フライパン倶楽部を運営することで、私の中で大きくなってきた存在が、4年間通った慶應義塾の創始者・福澤諭吉でした。 それは、自営業者に自分を置いたことで、福澤の著書にある言葉が胸に響いてくるのです。 やがて、福沢の教えである独立自尊が、今日にも通じることに気づいて参りました。 独立とは「自分で学び、自分で判断し、自分で決断する」それは、英語ではin-dependenceであり、誰かに依存しないこと、人任せにしないことでした。

国の独立は目的なりと説く「文明論之概略」岩波文庫 福沢諭吉著

すると、この独立のあり方は、お料理そのものの営みでもあり、あるいはお料理にそのベースがあるように思いました。 お料理とは、五感を駆使しながら思考を働かせていくこと。 自分の頭で考えることです。そして、最終的に、自分の味を自分で決断していく。 また、お料理することは自活、自立につながります。 ところが、便利なものが溢れている時代には、その価値が分かりにくい。 そこで、震災等に遭遇することで、その価値がようやく見えて参ります。

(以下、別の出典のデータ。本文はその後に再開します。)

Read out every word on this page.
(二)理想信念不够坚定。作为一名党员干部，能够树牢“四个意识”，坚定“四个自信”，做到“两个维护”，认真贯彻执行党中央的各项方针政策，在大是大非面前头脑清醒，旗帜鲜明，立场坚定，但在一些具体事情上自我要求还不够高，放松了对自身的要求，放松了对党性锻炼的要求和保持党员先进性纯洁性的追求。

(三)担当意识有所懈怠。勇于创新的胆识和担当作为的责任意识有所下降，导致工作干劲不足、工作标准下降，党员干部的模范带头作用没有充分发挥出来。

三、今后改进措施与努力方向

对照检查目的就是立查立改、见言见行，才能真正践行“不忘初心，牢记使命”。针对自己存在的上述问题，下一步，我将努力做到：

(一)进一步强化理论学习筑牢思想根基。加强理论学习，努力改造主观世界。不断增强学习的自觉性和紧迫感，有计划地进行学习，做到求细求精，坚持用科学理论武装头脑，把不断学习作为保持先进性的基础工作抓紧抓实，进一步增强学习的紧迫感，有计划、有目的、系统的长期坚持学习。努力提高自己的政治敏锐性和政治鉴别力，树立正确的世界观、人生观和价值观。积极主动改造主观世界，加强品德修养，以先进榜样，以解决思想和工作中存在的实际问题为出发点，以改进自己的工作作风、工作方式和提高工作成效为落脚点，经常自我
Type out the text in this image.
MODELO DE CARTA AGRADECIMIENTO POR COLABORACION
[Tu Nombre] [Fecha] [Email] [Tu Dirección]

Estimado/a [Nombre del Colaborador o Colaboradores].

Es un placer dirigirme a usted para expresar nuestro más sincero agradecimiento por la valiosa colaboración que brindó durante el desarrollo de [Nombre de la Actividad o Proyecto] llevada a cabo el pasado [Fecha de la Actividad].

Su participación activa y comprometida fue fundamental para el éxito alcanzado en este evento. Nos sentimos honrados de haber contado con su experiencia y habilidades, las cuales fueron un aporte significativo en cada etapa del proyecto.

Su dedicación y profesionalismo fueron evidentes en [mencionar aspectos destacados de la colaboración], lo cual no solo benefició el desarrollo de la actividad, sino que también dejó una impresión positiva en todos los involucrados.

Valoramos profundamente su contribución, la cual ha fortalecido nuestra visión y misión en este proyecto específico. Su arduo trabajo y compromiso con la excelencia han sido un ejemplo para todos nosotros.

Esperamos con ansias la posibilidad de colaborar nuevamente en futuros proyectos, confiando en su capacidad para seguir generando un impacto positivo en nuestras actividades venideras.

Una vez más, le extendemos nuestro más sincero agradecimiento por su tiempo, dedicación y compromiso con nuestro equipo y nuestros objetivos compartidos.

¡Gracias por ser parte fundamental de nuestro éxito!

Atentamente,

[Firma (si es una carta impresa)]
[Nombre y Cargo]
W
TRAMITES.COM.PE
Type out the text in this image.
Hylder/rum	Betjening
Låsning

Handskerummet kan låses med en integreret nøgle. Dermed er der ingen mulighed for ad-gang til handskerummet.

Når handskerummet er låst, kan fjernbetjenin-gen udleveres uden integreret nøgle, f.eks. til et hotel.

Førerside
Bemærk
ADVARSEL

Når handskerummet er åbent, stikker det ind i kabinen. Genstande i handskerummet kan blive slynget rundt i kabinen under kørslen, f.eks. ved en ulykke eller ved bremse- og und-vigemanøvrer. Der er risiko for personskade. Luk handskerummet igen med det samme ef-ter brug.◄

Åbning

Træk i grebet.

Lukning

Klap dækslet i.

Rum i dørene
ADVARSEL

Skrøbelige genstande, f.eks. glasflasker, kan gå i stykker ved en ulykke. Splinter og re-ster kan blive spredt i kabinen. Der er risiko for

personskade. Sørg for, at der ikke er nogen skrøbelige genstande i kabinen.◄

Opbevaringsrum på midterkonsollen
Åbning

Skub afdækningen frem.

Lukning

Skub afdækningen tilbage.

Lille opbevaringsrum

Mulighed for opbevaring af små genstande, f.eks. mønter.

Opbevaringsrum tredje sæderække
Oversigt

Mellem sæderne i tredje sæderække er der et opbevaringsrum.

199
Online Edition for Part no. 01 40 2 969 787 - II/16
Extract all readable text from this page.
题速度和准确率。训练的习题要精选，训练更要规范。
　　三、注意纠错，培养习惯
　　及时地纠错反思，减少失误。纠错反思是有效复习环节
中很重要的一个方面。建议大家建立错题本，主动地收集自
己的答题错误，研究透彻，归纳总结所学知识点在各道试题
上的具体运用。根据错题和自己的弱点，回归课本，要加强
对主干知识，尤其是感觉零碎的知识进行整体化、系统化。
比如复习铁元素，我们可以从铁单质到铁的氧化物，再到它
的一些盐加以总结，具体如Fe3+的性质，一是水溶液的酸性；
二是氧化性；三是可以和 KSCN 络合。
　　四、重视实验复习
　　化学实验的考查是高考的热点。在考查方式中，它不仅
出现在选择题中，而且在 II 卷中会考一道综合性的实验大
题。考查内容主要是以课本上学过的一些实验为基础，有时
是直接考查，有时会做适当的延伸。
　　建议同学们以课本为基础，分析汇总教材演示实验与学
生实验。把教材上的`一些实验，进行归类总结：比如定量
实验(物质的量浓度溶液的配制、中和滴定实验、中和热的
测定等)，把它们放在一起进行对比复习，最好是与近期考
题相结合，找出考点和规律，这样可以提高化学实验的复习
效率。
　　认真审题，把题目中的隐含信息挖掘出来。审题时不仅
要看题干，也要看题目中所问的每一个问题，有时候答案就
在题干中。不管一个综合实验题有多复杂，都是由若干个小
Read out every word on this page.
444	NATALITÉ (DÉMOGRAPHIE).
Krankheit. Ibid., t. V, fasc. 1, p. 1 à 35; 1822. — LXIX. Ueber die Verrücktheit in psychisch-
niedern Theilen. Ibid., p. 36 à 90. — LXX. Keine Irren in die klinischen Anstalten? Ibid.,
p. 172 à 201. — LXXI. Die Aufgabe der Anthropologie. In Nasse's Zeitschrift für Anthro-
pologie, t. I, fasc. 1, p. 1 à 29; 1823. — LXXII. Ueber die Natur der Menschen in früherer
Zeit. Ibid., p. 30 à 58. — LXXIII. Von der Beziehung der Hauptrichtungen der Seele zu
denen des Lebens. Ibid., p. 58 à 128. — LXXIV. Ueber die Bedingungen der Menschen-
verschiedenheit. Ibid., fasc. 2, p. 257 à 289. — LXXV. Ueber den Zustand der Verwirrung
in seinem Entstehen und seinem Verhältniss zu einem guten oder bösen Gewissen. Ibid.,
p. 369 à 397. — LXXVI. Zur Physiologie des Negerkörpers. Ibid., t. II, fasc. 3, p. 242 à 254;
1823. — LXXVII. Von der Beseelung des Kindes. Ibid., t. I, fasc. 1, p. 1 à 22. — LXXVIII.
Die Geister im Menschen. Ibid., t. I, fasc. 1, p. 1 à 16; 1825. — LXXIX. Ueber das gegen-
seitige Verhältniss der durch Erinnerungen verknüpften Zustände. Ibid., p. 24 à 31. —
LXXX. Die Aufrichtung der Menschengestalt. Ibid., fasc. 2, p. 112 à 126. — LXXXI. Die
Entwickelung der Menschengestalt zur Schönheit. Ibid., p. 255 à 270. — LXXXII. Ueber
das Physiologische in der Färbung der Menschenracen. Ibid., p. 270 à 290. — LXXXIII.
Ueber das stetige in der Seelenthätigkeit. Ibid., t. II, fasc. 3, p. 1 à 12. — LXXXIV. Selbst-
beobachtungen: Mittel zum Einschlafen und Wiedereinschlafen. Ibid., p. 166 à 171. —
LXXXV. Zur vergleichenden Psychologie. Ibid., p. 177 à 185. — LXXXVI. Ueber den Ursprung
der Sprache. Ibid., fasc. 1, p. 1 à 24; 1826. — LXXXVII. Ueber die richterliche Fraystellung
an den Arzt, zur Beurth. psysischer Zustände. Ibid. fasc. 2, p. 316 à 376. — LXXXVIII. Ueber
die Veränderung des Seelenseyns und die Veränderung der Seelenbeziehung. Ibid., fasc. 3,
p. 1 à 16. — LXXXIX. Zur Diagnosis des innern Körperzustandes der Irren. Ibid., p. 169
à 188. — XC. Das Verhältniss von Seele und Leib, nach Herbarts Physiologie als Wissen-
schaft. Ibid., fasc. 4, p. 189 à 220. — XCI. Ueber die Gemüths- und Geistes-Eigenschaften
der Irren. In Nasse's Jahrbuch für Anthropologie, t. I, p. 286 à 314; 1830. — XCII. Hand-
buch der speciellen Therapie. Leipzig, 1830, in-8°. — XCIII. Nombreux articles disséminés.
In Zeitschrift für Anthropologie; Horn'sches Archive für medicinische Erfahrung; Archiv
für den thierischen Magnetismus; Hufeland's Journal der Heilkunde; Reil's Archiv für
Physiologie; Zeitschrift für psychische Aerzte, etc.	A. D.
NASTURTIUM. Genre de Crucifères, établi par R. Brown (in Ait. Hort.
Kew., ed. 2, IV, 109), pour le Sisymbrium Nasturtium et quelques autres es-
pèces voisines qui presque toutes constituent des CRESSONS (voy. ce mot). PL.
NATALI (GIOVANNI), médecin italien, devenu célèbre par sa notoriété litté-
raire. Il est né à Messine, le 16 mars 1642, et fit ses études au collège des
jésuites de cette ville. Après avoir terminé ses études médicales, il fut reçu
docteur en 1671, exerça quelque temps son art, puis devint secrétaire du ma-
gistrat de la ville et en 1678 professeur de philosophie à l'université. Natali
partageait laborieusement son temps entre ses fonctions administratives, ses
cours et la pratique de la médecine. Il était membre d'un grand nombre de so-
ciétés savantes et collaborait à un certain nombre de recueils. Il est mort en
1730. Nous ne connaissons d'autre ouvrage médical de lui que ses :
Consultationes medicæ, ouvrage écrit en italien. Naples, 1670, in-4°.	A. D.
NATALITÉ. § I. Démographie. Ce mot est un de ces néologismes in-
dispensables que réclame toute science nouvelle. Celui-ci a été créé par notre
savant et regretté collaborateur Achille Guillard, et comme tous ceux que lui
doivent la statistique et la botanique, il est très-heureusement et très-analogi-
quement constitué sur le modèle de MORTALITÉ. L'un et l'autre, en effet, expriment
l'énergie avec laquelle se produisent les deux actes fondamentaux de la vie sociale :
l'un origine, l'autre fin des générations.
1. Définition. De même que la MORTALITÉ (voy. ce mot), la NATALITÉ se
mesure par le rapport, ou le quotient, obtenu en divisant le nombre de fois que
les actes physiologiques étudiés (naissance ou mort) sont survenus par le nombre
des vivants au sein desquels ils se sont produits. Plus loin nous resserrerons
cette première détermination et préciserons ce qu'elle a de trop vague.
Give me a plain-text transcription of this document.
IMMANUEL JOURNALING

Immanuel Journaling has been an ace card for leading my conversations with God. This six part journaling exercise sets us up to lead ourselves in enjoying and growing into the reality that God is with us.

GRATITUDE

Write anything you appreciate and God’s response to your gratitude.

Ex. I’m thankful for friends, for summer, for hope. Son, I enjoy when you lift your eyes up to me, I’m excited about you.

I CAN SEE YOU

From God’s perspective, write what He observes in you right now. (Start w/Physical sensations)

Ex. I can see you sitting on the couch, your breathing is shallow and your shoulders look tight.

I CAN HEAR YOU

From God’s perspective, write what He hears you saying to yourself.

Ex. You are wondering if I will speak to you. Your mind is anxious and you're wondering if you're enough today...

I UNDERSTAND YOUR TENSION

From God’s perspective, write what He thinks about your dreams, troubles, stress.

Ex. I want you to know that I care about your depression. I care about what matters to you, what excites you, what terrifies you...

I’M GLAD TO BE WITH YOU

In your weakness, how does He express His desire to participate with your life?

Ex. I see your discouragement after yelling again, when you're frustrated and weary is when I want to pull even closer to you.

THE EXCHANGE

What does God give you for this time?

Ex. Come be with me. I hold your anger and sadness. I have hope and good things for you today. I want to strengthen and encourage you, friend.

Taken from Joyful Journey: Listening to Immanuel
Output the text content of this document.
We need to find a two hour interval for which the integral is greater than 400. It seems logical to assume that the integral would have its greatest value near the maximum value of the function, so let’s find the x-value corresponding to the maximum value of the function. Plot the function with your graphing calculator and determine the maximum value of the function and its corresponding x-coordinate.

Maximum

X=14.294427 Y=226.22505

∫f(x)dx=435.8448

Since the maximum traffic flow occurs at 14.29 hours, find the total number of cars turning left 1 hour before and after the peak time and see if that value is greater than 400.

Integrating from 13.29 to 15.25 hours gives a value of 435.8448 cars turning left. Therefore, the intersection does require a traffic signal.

そして、お料理は、自分の味を追求していくことでもあります。 持ち味という言葉がありますが、それは自分らしさおよび個性が表出することでもあります。 そこにある美味しさとは、自分の味であり、自分らしさでもあります。 その自分らしさを求めることこそ、自分を大切にすることでもあり、そこに自尊があります。 「あなたは、あなたのままでいい。」しかも、お料理は、自分が食べることで自分の心身を養う、自分を大切にすることでもあります。

お料理は、独立自尊を実現する。その象徴としての道具が、今日ではフライパンでもあると思うのです。 自分の手で作る。その時に付随してくるのが道具であり、その一つがフライパンでもある。 基本的に、フライパンは一人の個人が向き合うものであり、複数で使うものではない。 ですから、自分一人で行える自由があるものの、その料理の出来栄えは自分で責任を負うこととなります。 すなわち、自由はあるが責任もある。それは生きる態度にも通じます。